Votre satisfaction devait être grande ?
Michel Rocard – Effectivement. Et c’est sans doute ce qui nous a permis d’enchaîner après deux ou trois heures de sommeil sur la réunion suivante. Auparavant, j’ai rencontré Claude Cheysson pour l’informer des résultats obtenus. Tout d’abord, il m’a manifesté sa contrariété, puis, ayant lu le texte que je lui présentais, il s’est avoué surpris et satisfait. Il ne lui restait qu’à traiter les fameux « crochets ».
Au cours de cette seconde journée, venait la question des quotas laitiers. Après de nombreuses péripéties de séances, au cours de laquelle la délégation française s’est trouvée souvent en difficulté, au cours de laquelle il a fallu aider fermement les Irlandais contre les Britanniques, nous avons réussi à dégager un consensus intéressant.
C’est là que le président de la Commission, Gaston Thorn, a demandé à me voir au plus vite. Il venait m’annoncer que le Conseil des Affaires générales, avec Claude Cheysson, avait clos sa séance sans régler le sort des crochets laissés dans le texte de la veille sur les montants monétaires compensatoires et après avoir même enregistré trois « réserves ».

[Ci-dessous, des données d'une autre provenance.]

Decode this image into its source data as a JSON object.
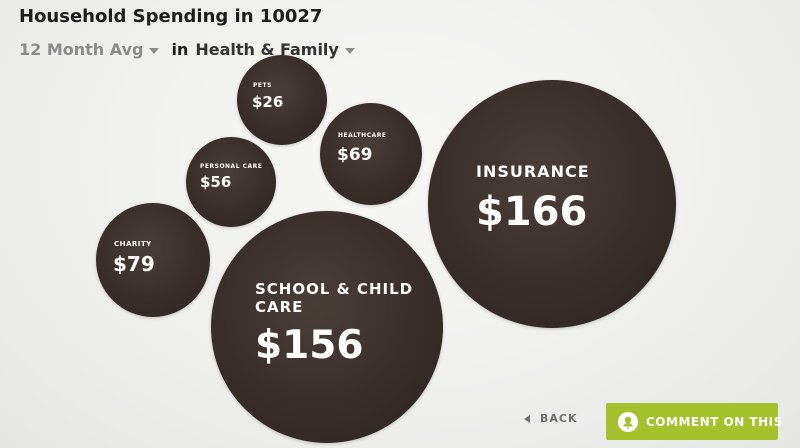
{
  "header": {
    "title": "Household Spending in 10027"
  },
  "filters": {
    "period": "12 Month Avg",
    "connector": "in",
    "category": "Health & Family"
  },
  "bubbles": {
    "pets": {
      "label": "PETS",
      "value": "$26"
    },
    "healthcare": {
      "label": "HEALTHCARE",
      "value": "$69"
    },
    "personal_care": {
      "label": "PERSONAL CARE",
      "value": "$56"
    },
    "charity": {
      "label": "CHARITY",
      "value": "$79"
    },
    "insurance": {
      "label": "INSURANCE",
      "value": "$166"
    },
    "school_child_care": {
      "label_line1": "SCHOOL & CHILD",
      "label_line2": "CARE",
      "value": "$156"
    }
  },
  "footer": {
    "back_label": "BACK",
    "comment_label": "COMMENT ON THIS"
  },
  "colors": {
    "bubble": "#3a2f2b",
    "accent": "#a5c22d",
    "background": "#efefee"
  },
  "icons": [
    "caret-down-icon",
    "back-arrow-icon",
    "comment-icon"
  ]
}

Mon souci a aussitôt été de ne pas laisser inachevé le travail accompli pour éviter que ce texte ne vienne polluer le Sommet de Fontainebleau. Personne ne pouvait en effet ignorer que Margaret Thatcher risquait de s’y montrer particulièrement difficile. Donc, au troisième jour, nous nous sommes réattelés à la tâche pour parvenir à un texte intégralement bouclé, dans les moindres détails, et immédiatement exécutoire.